Almond Butter Tofu Stew [Vegan]
For The Rice:
- 2 cups (475 ml) water
- 1 cup (185 g) long grain white rice, rinsed
For the Stew:
- 2 teaspoons (10 ml) sunflower oil
- 2 cups (240 g) chopped yellow onion
- 1 cup (150 g) chopped red bell pepper, stem and seeds removed
- 1 (14-ounce [395 g]) package extra-firm tofu, cut into ¾-inch (2 cm) cubes
- 1 pound (455 g) sweet potatoes, washed well and chopped
- 1 cup (160 g) chopped tomatoes
- 1 tablespoon (8 g) grated fresh ginger
- 3 cloves garlic, minced
- 1/2 cup (165 g) smooth almond butter
- 1/4 cup (64 g) tomato paste
- 1/2 teaspoon ground coriander
- 1/8 teaspoon cayenne pepper, optional
- 3 cups (710 ml) vegetable broth
- 4 bay leaves
- 1 cup (40 g) firmly packed chopped kale
- 1/4 cup (4 g) loosely packed cilantro leaves
- 4 lime wedges
To Make the Rice:
- In a medium pot, bring the water and rice to a boil. Adjust the heat to medium-low and simmer, covered, until all of the liquid is absorbed and the grains are fluffy, 15 to 20 minutes. Remove the pot from the heat, fluff the rice with a fork, and leave the lid vented.
To Make the Stew:
- While the rice is cooking, heat the oil in a large pot over medium heat. Add the onion and bell pepper and cook until the onion starts to soften, about 3 minutes. Push the onion mixture to the side of the pot and add the tofu to the empty space.

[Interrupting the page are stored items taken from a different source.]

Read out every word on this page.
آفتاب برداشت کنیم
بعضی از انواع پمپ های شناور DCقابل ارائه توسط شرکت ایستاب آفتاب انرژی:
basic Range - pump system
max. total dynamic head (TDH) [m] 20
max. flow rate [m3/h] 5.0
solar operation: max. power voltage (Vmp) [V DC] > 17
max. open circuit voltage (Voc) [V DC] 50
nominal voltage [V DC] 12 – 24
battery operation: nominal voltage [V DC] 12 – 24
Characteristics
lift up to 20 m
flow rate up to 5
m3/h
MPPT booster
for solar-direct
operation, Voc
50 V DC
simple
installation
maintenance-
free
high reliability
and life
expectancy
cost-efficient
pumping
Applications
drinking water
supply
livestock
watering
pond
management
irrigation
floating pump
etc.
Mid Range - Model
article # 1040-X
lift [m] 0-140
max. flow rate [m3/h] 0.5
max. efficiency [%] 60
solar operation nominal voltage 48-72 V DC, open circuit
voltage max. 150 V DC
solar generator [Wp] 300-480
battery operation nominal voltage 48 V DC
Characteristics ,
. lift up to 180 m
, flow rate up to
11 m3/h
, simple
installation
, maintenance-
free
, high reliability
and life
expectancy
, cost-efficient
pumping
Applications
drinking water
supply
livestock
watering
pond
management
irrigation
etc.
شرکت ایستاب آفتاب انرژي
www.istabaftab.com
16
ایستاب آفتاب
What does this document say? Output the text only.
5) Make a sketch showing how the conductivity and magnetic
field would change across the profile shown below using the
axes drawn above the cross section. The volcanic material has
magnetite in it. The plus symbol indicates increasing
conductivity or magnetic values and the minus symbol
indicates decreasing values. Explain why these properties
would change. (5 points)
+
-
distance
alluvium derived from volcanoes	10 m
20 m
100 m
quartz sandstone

- Cook for 3 minutes, stirring occasionally, then stir in the sweet potatoes, tomatoes, ginger, and garlic and cook, covered, for another 5 minutes.
- Add the almond butter, tomato paste, coriander, and cayenne, if using, stirring until evenly combined. Stir in the vegetable broth, add the bay leaves, cover the pot, and bring to a boil. Adjust the heat to medium-low and simmer until the sweet potatoes are easily pierced with a fork, about 15 minutes.
- Remove the pot from the heat and discard the bay leaves. Stir in the kale and let it wilt for 1 to 2 minutes. Season with salt to taste. Divide the stew into 4 bowls or storage containers and serve with cilantro and lime wedges. The stew and rice can be stored in the refrigerator for up to 5 days or in the freezer for up to 3 months.